Hace ya siete años que Ignacio Sanz Santás, coruñés de 48 años, y Pilar García Ríos, cedeiresa de 40, cumplieron su sueño de vivir en una casa de campo para poder hacer todo el ruido que les diera la gana. Son profesores de percusión, él en el Conservatorio Profesional de Música de As Pontes, y ella en el de A Coruña, y encontraron en Pantín su lugar en el mundo. «Nos fascinó el paisaje y nos pareció un sitio fantástico, donde podemos tocar cuando queremos, día y noche, sin molestar a nadie», cuenta Ignacio.

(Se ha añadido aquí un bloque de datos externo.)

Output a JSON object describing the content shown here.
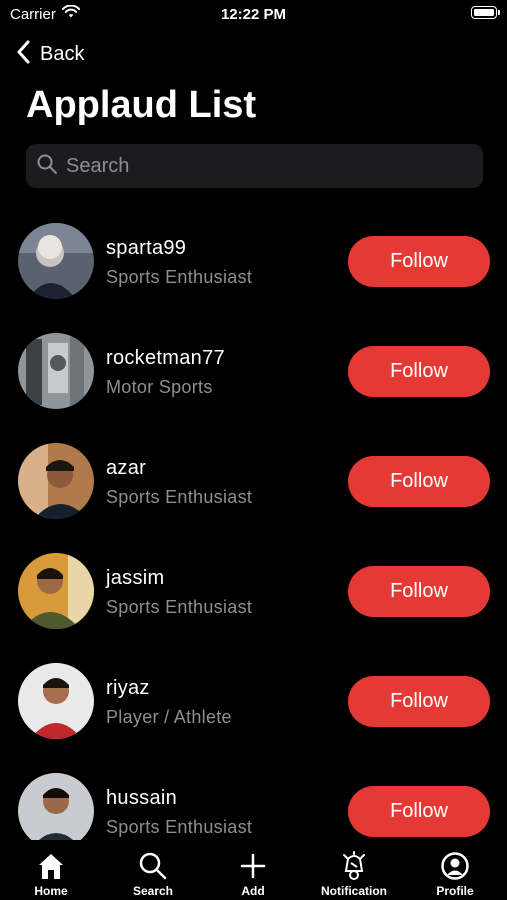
{
  "status_bar": {
    "carrier": "Carrier",
    "time": "12:22 PM"
  },
  "nav": {
    "back_label": "Back",
    "title": "Applaud List"
  },
  "search": {
    "placeholder": "Search"
  },
  "users": [
    {
      "username": "sparta99",
      "role": "Sports Enthusiast",
      "button": "Follow"
    },
    {
      "username": "rocketman77",
      "role": "Motor Sports",
      "button": "Follow"
    },
    {
      "username": "azar",
      "role": "Sports Enthusiast",
      "button": "Follow"
    },
    {
      "username": "jassim",
      "role": "Sports Enthusiast",
      "button": "Follow"
    },
    {
      "username": "riyaz",
      "role": "Player / Athlete",
      "button": "Follow"
    },
    {
      "username": "hussain",
      "role": "Sports Enthusiast",
      "button": "Follow"
    }
  ],
  "tabbar": {
    "tabs": [
      {
        "label": "Home",
        "icon": "home-icon"
      },
      {
        "label": "Search",
        "icon": "search-icon"
      },
      {
        "label": "Add",
        "icon": "plus-icon"
      },
      {
        "label": "Notification",
        "icon": "notification-icon"
      },
      {
        "label": "Profile",
        "icon": "profile-icon"
      }
    ]
  },
  "colors": {
    "accent": "#e53935",
    "background": "#000000",
    "muted_text": "#8e8e93",
    "search_bg": "#1c1c1e"
  }
}
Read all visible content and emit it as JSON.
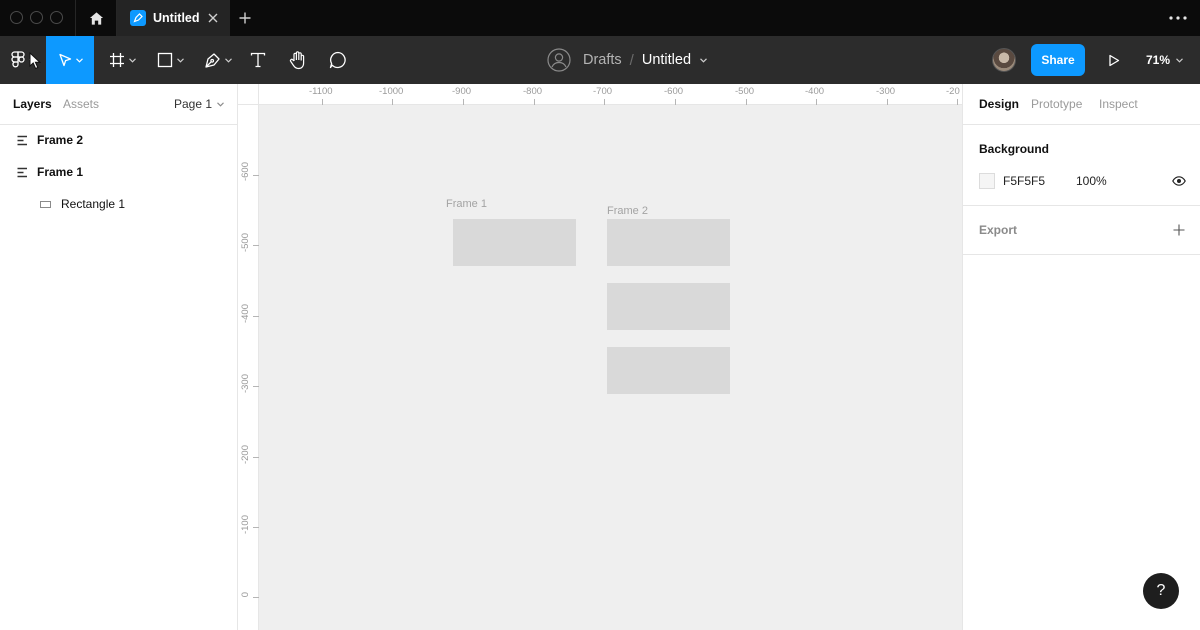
{
  "tabbar": {
    "file_tab_title": "Untitled",
    "icons": [
      "home-icon",
      "figma-file-icon",
      "close-icon",
      "plus-icon",
      "more-horizontal-icon"
    ]
  },
  "toolbar": {
    "tools": [
      "main-menu",
      "move-tool",
      "frame-tool",
      "shape-tool",
      "pen-tool",
      "text-tool",
      "hand-tool",
      "comment-tool"
    ],
    "active_tool": "move-tool",
    "breadcrumb": {
      "project": "Drafts",
      "separator": "/",
      "file": "Untitled"
    },
    "share_label": "Share",
    "zoom": "71%",
    "accent": "#0d99ff"
  },
  "left_panel": {
    "tabs": [
      {
        "label": "Layers",
        "active": true
      },
      {
        "label": "Assets",
        "active": false
      }
    ],
    "page_label": "Page 1",
    "layers": [
      {
        "label": "Frame 2",
        "type": "frame",
        "indent": 0
      },
      {
        "label": "Frame 1",
        "type": "frame",
        "indent": 0
      },
      {
        "label": "Rectangle 1",
        "type": "rectangle",
        "indent": 1
      }
    ]
  },
  "canvas": {
    "background": "#efefef",
    "ruler_top": [
      "-1100",
      "-1000",
      "-900",
      "-800",
      "-700",
      "-600",
      "-500",
      "-400",
      "-300",
      "-20"
    ],
    "ruler_left": [
      "-600",
      "-500",
      "-400",
      "-300",
      "-200",
      "-100",
      "0"
    ],
    "frames": [
      {
        "label": "Frame 1"
      },
      {
        "label": "Frame 2"
      }
    ]
  },
  "right_panel": {
    "tabs": [
      {
        "label": "Design",
        "active": true
      },
      {
        "label": "Prototype",
        "active": false
      },
      {
        "label": "Inspect",
        "active": false
      }
    ],
    "background_title": "Background",
    "background_hex": "F5F5F5",
    "background_opacity": "100%",
    "export_title": "Export",
    "help_label": "?"
  }
}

Al recalar en Valdoviño, esta pareja, que durante algún tiempo formó un dúo que actuaba por auditorios, se preguntó «por qué no hacerlo en estos espacios tan maravillosos», al aire libre. E ideó los asaltos musicales, no más de cinco minutos de interpretación -«más ya sería un concierto»-, de repente, en rincones insólitos, donde casi con toda seguridad jamás había sonado un instrumento. ¿Cómo reacciona la gente cuando les ve aparecer y comienzan a tocar? «Con cara de póker, preguntándose ‘pero qué está pasando aquí’». Justo lo que pretenden, descolocar a un público que ignoraba su condición hasta el instante en que empezó a sonar la marimba o el vibráfono.

«Nos mueve la pasión por la música y por vivir la experiencia de tocar en estos sitios»

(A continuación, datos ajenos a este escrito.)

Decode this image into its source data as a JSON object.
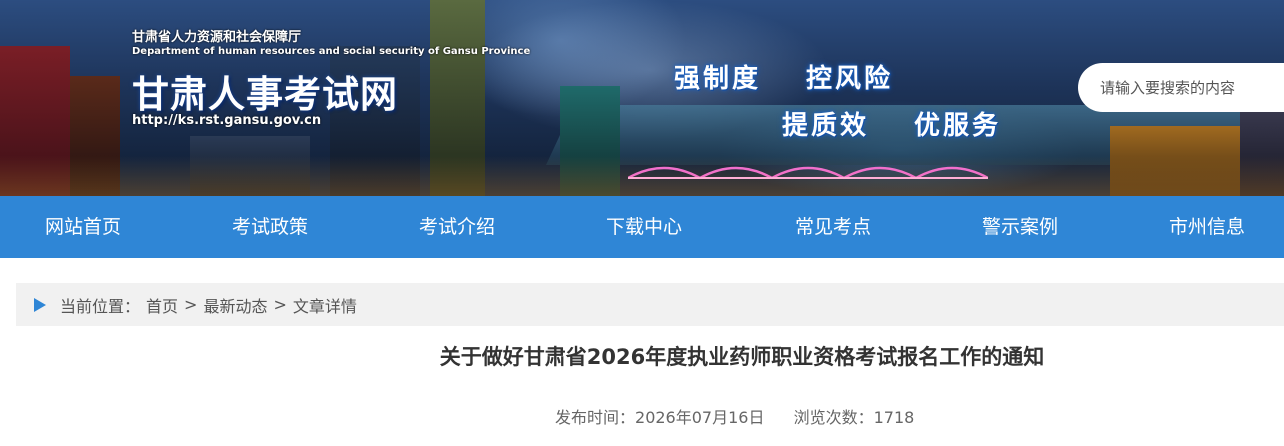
{
  "header": {
    "org_name": "甘肃省人力资源和社会保障厅",
    "org_name_en": "Department of human resources and social security of Gansu Province",
    "site_title": "甘肃人事考试网",
    "site_url": "http://ks.rst.gansu.gov.cn",
    "slogans": [
      "强制度",
      "控风险",
      "提质效",
      "优服务"
    ],
    "search": {
      "placeholder": "请输入要搜索的内容",
      "value": ""
    }
  },
  "nav": {
    "items": [
      {
        "label": "网站首页"
      },
      {
        "label": "考试政策"
      },
      {
        "label": "考试介绍"
      },
      {
        "label": "下载中心"
      },
      {
        "label": "常见考点"
      },
      {
        "label": "警示案例"
      },
      {
        "label": "市州信息"
      }
    ]
  },
  "breadcrumb": {
    "prefix": "当前位置：",
    "items": [
      "首页",
      "最新动态",
      "文章详情"
    ],
    "separator": ">"
  },
  "article": {
    "title": "关于做好甘肃省2026年度执业药师职业资格考试报名工作的通知",
    "publish_label": "发布时间：",
    "publish_date": "2026年07月16日",
    "views_label": "浏览次数：",
    "views": "1718"
  },
  "colors": {
    "nav_bg": "#2f86d6",
    "breadcrumb_bg": "#f1f1f1",
    "accent": "#2f86d6",
    "title_text": "#333333"
  }
}
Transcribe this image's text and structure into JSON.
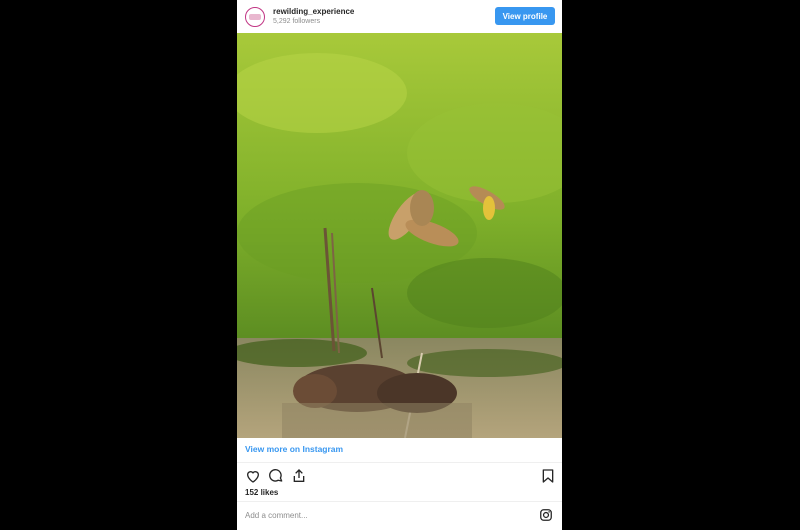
{
  "header": {
    "username": "rewilding_experience",
    "followers": "5,292 followers",
    "view_profile_label": "View profile"
  },
  "post": {
    "view_more_label": "View more on Instagram",
    "likes": "152 likes",
    "comment_placeholder": "Add a comment..."
  },
  "icons": [
    "heart-icon",
    "comment-icon",
    "share-icon",
    "bookmark-icon",
    "instagram-icon"
  ],
  "colors": {
    "link": "#3897f0",
    "button": "#3897f0",
    "background": "#000000"
  }
}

En realidad, Ignacio y Pilar no buscan espectadores. «Nos mueve la pasión por la música y por vivir la experiencia de tocar en estos sitios tan espectaculares». En algún caso lo han hecho en solitario y otras veces, como ocurrió en el faro de Meirás, uno de los espacios mágicos de la costa de Valdoviño, con apenas una decena de personas. «Allí es donde más nos felicitan, es un lugar tan especial, con unos acantilados brutales, y escuchar música con esas vistas....». Sin palabras.

«Es un privilegio tocar en estos sitios, es increíble que a nadie se le hubiera ocurrido antes»

La iniciativa echó a andar el año pasado en Valdoviño, donde ha continuado este verano con la colaboración de dos alumnos: Álvaro Prieto Piñeiro, de Espasante, y Arturo Infante Docampo, de As Pontes. «Que los estudiantes puedan montar obras de corte contemporáneo [eje del repertorio de los asaltos] con nosotros es gratificante, para ellos es como un curso de verano», apunta Ignacio. El equipo al completo se sumergió en el agua del río que desemboca en la playa de Pantín para una de estas actuaciones. Otra la montaron en la pasarela de acceso al arenal por Marnela.

Acústica extraordinaria

Tocan por sorpresa (solo avisan al Concello, para contar con permiso), pero nada se improvisa. Detrás de estos cinco minutos de música en plena naturaleza, «con una acústica extraordinaria, un sonido buenísimo, inimitable», hay horas de ensayo en su local. Y tienen que cargar los instrumentos en la furgoneta, bajarlos y montar, para luego desandar el camino. «Es un privilegio poder tocar en estos sitios -resumen-. La gente presume de tocar en grandes auditorios, y nosotros, en sitios donde nadie había tocado antes, verdaderas bellezas naturales, indescriptibles... Decimos, ‘con lo bonito que es, es increíble que a nadie se le haya ocurrido antes’». Ignacio y Pilar ya planean asaltos fuera de Valdoviño. Atentos.